Kerr basically replied that he likes the position his team is in because they have the multiple rings and have proven they know what it takes to win.
There’s much to be said about the confidence a team has when they know that they’ve been in a certain situation before. The Warriors have handled the trials and tribulations that come with lengthy playoff runs. They’ve won two championships in three seasons.
The Rockets have not yet made that leap, which is a huge psychological factor to have to overcome, especially against an opponent as talented and experienced as the Warriors.
The counter-argument, however, is that talent ultimately triumphs experience. If the Rockets truly are the better team, they’ll find a way to advance.
The Warriors know full well that experience in high-tension playoff games in years past is not always a prerequisite to a championship.
In 2015, people wondered whether the Warriors would be able to overcome their relative inexperience to claim the title. The old adage in the NBA was that teams essentially had to pay their dues before they would be able to finally win a championship.
A dynasty had to be toppled by a team that had suffered playoff exists in prior years. The late 80s Detroit Pistons finally knocked off the Boston Celtics, and then the early 90s Chicago Bulls eventually vanquished those Pistons.
There was a “wait your turn” approach to deciding championships. Other teams gained experience through brutal playoff exists before their championships were won.

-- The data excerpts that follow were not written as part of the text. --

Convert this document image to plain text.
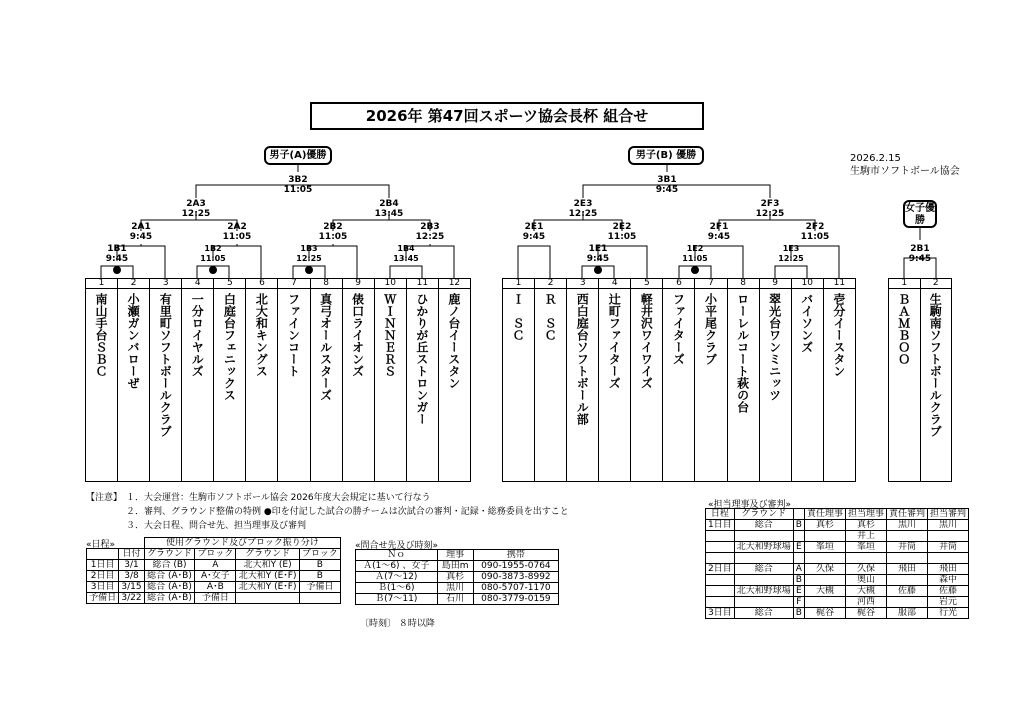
2026年 第47回スポーツ協会長杯 組合せ
2026.2.15
生駒市ソフトボール協会
男子(A)優勝	男子(B) 優勝
女子優勝
3B2
11:05
2A3
12:25
2B4
13:45
2A1
9:45
2A2
11:05
2B2
11:05
2B3
12:25
1B1
9:45
1B2
11:05
1B3
12:25
1B4
13:45
3B1
9:45
2E3
12:25
2F3
12:25
2E1
9:45
2E2
11:05
2F1
9:45
2F2
11:05
1E1
9:45
1E2
11:05
1E3
12:25
2B1
9:45
1	2	3	4	5	6	7	8	9	10	11	12

南山手台ＳＢＣ	小瀬ガンバローぜ	有里町ソフトボールクラブ	一分ロイヤルズ	白庭台フェニックス	北大和キングス	ファインコート	真弓オールスターズ	俵口ライオンズ	ＷＩＮＮＥＲＳ	ひかりが丘ストロンガー	鹿ノ台イースタン
1	2	3	4	5	6	7	8	9	10	11

Ｉ　ＳＣ	Ｒ　ＳＣ	西白庭台ソフトボール部	辻町ファイターズ	軽井沢ワイワイズ	ファイターズ	小平尾クラブ	ローレルコート萩の台	翠光台ワンミニッツ	バイソンズ	壱分イースタン
1	2

ＢＡＭＢＯＯ	生駒南ソフトボールクラブ
【注意】 １．大会運営：生駒市ソフトボール協会 2026年度大会規定に基いて行なう
２．審判、グラウンド整備の特例 ●印を付記した試合の勝チームは次試合の審判・記録・総務委員を出すこと
３．大会日程、問合せ先、担当理事及び審判
«日程»
		使用グラウンド及びブロック振り分け			
	日付	グラウンド	ブロック	グラウンド	ブロック
1日目	3/1	総合 (B)	A	北大和Y (E)	B
2日目	3/8	総合 (A･B)	A･女子	北大和Y (E･F)	B
3日目	3/15	総合 (A･B)	A･B	北大和Y (E･F)	予備日
予備日	3/22	総合 (A･B)	予備日		
«問合せ先及び時刻»
Ｎｏ	理事	携帯
Ａ(1～6) 、女子	島田m	090-1955-0764
Ａ(7～12)	真杉	090-3873-8992
Ｂ(1～6)	黒川	080-5707-1170
Ｂ(7～11)	石川	080-3779-0159
〔時刻〕 ８時以降
«担当理事及び審判»
日程	グラウンド		責任理事	担当理事	責任審判	担当審判
1日目	総合	B	真杉	真杉	黒川	黒川
				井上		
	北大和野球場	E	峯垣	峯垣	井筒	井筒

2日目	総合	A	久保	久保	飛田	飛田
		B		奥山		森中
	北大和野球場	E	大槻	大槻	佐藤	佐藤
		F		河西		岩元
3日目	総合	B	梶谷	梶谷	服部	行光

This Warriors squad didn’t really follow that same formula. They made a huge leap in Kerr’s first season as coach, and they’ve pretty much been on top of the basketball world ever since.
It’s not like Mark Jackson’s Warriors were coming up just short year after year before finally breaking through to a championship.
The discussion about the worth of experience doesn’t have to be a black-or-white debate. Experience does matter, but it clearly isn’t everything. The Warriors have won championships as both the fresh-faced newcomers and as the reigning titans of the league.
To discount this Rockets team just because they’ve never been there before is foolish. The Warriors had never been there in 2015, after all.
If the Warriors beat the Rockets this series, it will be more due to their superior talent on the court than the Rockets inexperience.
It’s going to be a fantastic series featuring both teams with much to prove. The Rockets think they’re being discounted, and the Warriors heard all those critics at the end of the regular season saying they were slipping.